Concurso para quarto operador de telecomunicações em Angola termina a 27 de fevereiro

O Governo angolano lançou hoje o concurso público internacional para um quarto operador de telecomunicações, incluindo a rede fixa, móvel e de televisão por subscrição, com a apresentação de propostas a decorrer até 27 de fevereiro.

De acordo com o edital do concurso, publicado hoje pelo Ministério das Telecomunicações e das Tecnologias de Informação de Angola, este procedimento será conduzido pelo Instituto Angolano das Comunicações (Inacom) e visa a concessão de mais um serviço público de comunicações eletrónicas de âmbito nacional.

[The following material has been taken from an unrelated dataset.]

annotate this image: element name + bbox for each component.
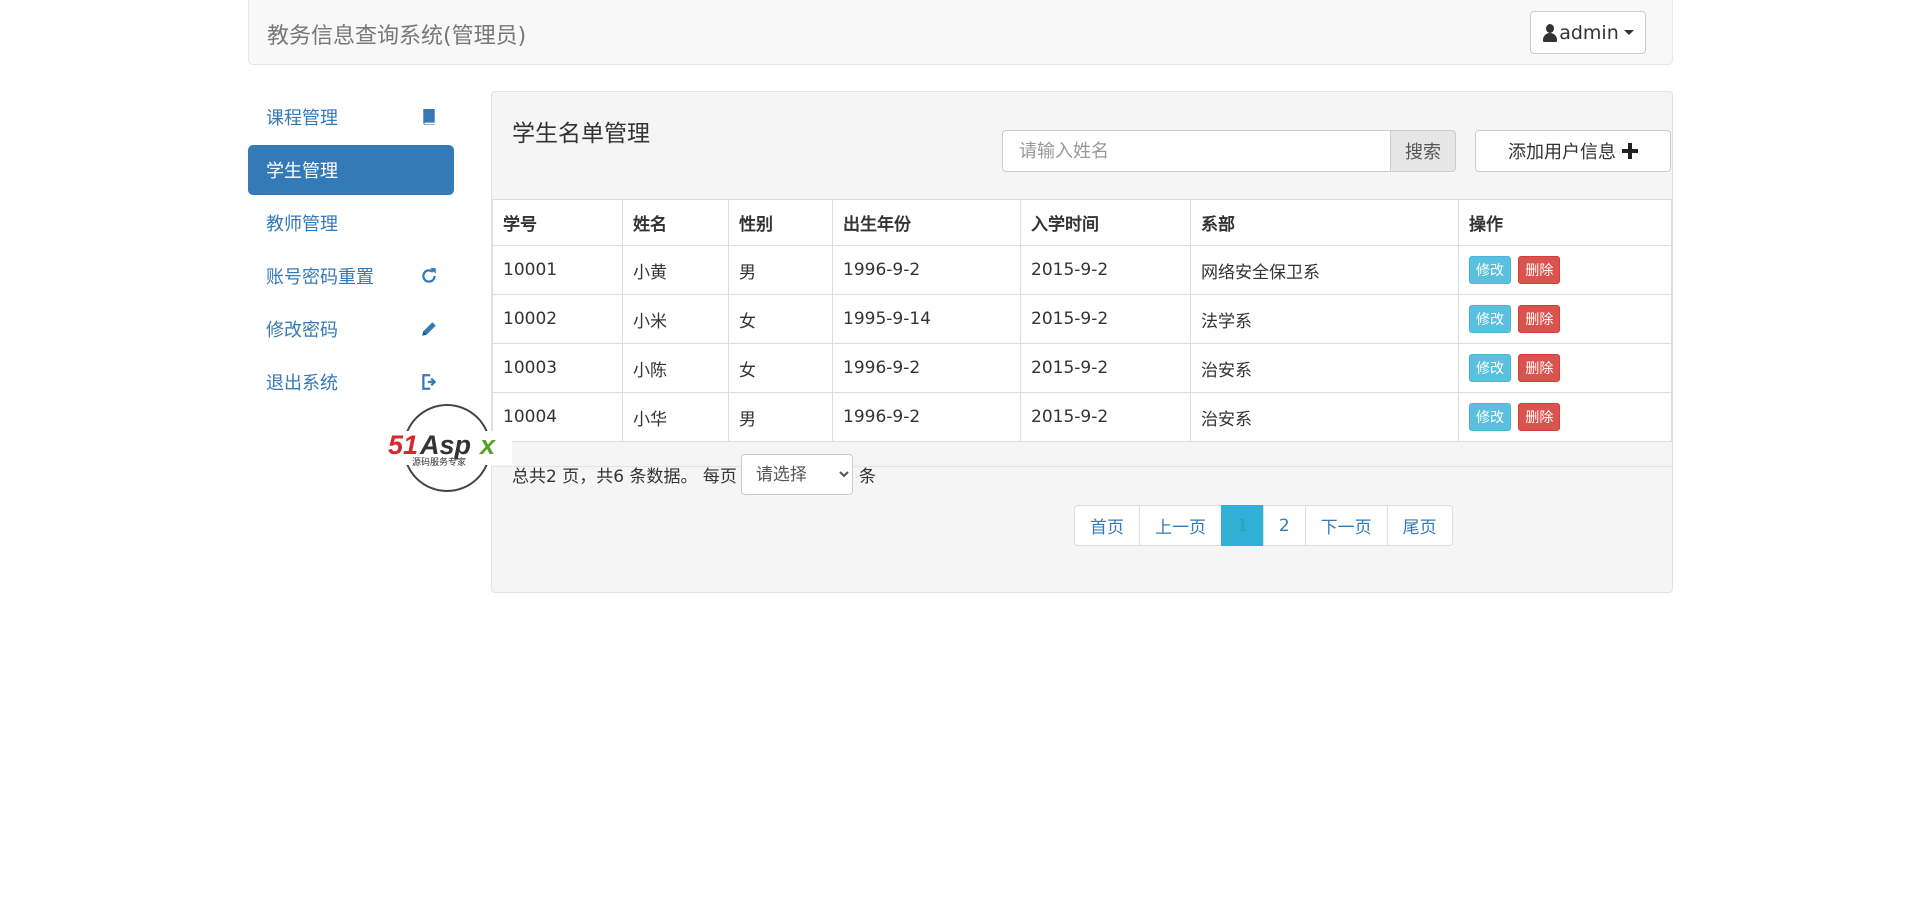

O anúncio feito através deste edital, consultado pela Lusa, refere tratar-se de um concurso público internacional limitado por prévia qualificação e que o caderno de encargos poderá ser levantado a partir de 27 de dezembro de 2017, no Inacom.

O prazo limite para apresentação de candidaturas junto daquele organismo, regulador do setor, é de 27 de fevereiro de 2018, sendo o único critério de adjudicação, segundo o anúncio de hoje, a "proposta economicamente mais vantajosa, tendo em conta os critérios enunciados no caderno de encargos ou no convite à apresentação de propostas".

O ministro das Telecomunicações e Tecnologias de Informação, José Carvalho da Rocha, anunciou na segunda-feira, em Luanda, a abertura do mercado das telecomunicações angolanas a um quarto operador, integrando o Estado a estrutura acionista com 45% do capital.

"Vamos aumentar a concorrência. Vai melhorar o serviço e vamos atuar sobre os preços e a qualidade do serviço", afirmou o governante.

Acrescentou que o Ministério das Telecomunicações e Tecnologias de Informação já recebeu "várias" manifestações interesse por parte de investidores nacionais e estrangeiros, mas que o processo, até à escolha final do operador, "não será concluído em menos de três meses".

Em simultâneo, acrescentou José Carvalho da Rocha, o Estado vai privatizar 45% do capital social da empresa pública Angola Telecom, que atualmente se dedica apenas à rede fixa.

Estas medidas inserem-se na reestruturação do setor das telecomunicações em Angola e para "dinamizar o mercado". Passam a existir apenas dois títulos para operadores, multiserviço e global, este designado como título unificado e que permite prestar todo o tipo de comunicações, móveis e fixas.

A privatização parcial da Angola Telecom, em processo de reestruturação, permitirá garantir, disse o ministro, o investimento necessário à sua entrada, também, nas comunicações móveis.

O mesmo acontecerá com a quarta licença que agora seguirá para concurso público, permitindo, além de telecomunicações móveis e fixas, também dados e televisão por subscrição.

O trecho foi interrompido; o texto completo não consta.